Все эти юные твари (не могу звать их ни офицеры, ни даже юноши!), насильно призванные по моему представлению, затаили немалое зло на меня и сговорились на известную подлость. За ними же стояли люди опасные, начальник Особого отдела Главной армии князь Кочубей и мой старый друг Константин.
Однажды в день прибытия в Ставку, один из юных князей, забритых мною в штрафные (А вы думали — из князя не получится клюква?! Полноте, — на безрыбье изголодавшиеся мужики уже не смотрят на титул и родственников!), стоило мне появиться в офицерской столовой, нервно вскочил на ноги и под одобрительный гул таких же как он — "мужежен" выкрикнул:
— Я требую, чтоб сей живой труп немедля покинул сие общество!
Я, ожидавший чего-то в этаком роде, сразу же отозвался:
— Прежде чем назвать трупом, вам придется это доказывать. Но по мне лучше быть Честным трупом, нежели выжить… Так же — как вы. Я дорожу своей задницей.
Юнец растерялся, тем более что мои слова одобрительным ревом тут же подхватили все мои спутники. Константиновцы тоже опешили. Они надеялись на то, что я вспылю каким-нибудь образом, или вызову юнца на дуэль, а они смогут застыдить меня, как "убийцу детей". А тут они не знали, как быть дальше и несчастный дурачок, поняв, что Честь его замарана безвозвратно, взвизгнул:
— Сие — оскорбление! Я требую сатисфакции! Дуэль! Только дуэль!

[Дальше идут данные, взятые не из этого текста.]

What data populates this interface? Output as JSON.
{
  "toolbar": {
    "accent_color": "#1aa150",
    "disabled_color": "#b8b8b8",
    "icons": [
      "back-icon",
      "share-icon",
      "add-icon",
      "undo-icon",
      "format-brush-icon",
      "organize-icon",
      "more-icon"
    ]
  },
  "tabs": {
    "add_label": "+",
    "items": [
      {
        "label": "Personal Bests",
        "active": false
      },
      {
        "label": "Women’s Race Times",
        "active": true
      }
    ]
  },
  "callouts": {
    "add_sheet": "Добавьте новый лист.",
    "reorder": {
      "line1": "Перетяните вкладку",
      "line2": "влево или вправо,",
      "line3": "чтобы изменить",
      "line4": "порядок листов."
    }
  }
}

Я изумленно приподнял бровь:
— Штрафной корнет вызвал на дуэль генерала от кавалерии?! И Вы после этого смеете говорить, что вам ведома Честь? Пфуй, какой срам, что в русской армии служат юные хамы, не знающие своего места в Табели! Видно Ваша матушка здорово обманула своего мужа. У подлинного князя были бы более верные сведения о Чести и Праве…
Юноша уж совсем белый от ярости, вызванной сими шпильками, — совсем рехнулся, и без всяких условий, выхватывая шпагу из ножен, с криком: "Защищайтесь!" — бросился на меня.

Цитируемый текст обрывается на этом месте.